The Insight (Rule of Thumb)
- Action 1: Query `engine.getMaxStorageBufferBindingSize()` before model selection to detect device capabilities.
- Action 2: If `maxStorageBufferBindingSize < 1 GB`, filter models to only show those with `low_resource_required: true`.
- Action 3: After a `DeviceLostError`, suggest reloading with a smaller model or a `-1k` context variant.
- Value: Models tagged `low_resource_required: true` include Llama-3.2-1B variants (~880-1130 MB VRAM) and Llama-3.2-3B variants (~2200-2950 MB VRAM).
- Trade-off: Low-resource models have fewer parameters and smaller context windows, which reduces output quality and maximum conversation length.
Reasoning
Mobile GPUs and integrated graphics typically have strict buffer size limits (128-256 MB `maxStorageBufferBindingSize`) compared to desktop GPUs (2-4+ GB). Model weights and KV cache are stored in GPU storage buffers, so a model requiring buffers larger than the device limit will fail at load time. The `low_resource_required` flag pre-computes this compatibility check. The `-1k` suffix models use 1024-token context windows instead of 4096, reducing KV cache allocation by ~75%.

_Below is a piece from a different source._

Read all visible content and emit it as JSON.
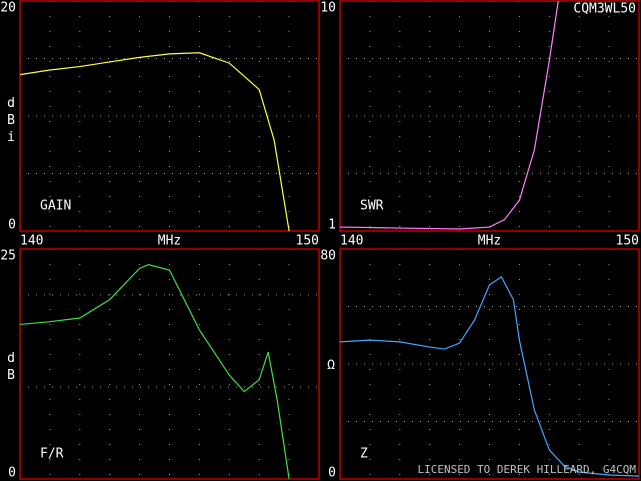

maxStorageBufferBindingSize detection from `src/engine.ts:1136-1162`:
const maxStorageBufferBindingSize =
gpuDetectOutput.device.limits.maxStorageBufferBindingSize;
const defaultMaxStorageBufferBindingSize = 1 << 30; // 1GB
if (maxStorageBufferBindingSize < defaultMaxStorageBufferBindingSize) {
log.warn(
`WARNING: the current maxStorageBufferBindingSize ` +
`(${computeMB(maxStorageBufferBindingSize)}) ` +
`may only work for a limited number of models, e.g.: \n` +
`- Llama-3.1-8B-Instruct-q4f16_1-MLC-1k \n` +
`- TinyLlama-1.1B-Chat-v0.4-q4f16_1-MLC-1k`,
);
}
ModelRecord resource fields from `src/config.ts:248-264`:
export interface ModelRecord {
model: string;
model_id: string;
model_lib: string;
overrides?: ChatOptions;
vram_required_MB?: number;
low_resource_required?: boolean;
buffer_size_required_bytes?: number;
required_features?: Array<string>;
model_type?: ModelType;
}
DeviceLostError guidance from `src/error.ts:267-273`:
export class DeviceLostError extends Error {
constructor() {
super(
"The WebGPU device was lost while loading the model. This issue often " +
"occurs due to running out of memory (OOM). To resolve this, try " +
"reloading with a model that has fewer parameters or uses a smaller " +
"context length.",
);
}
}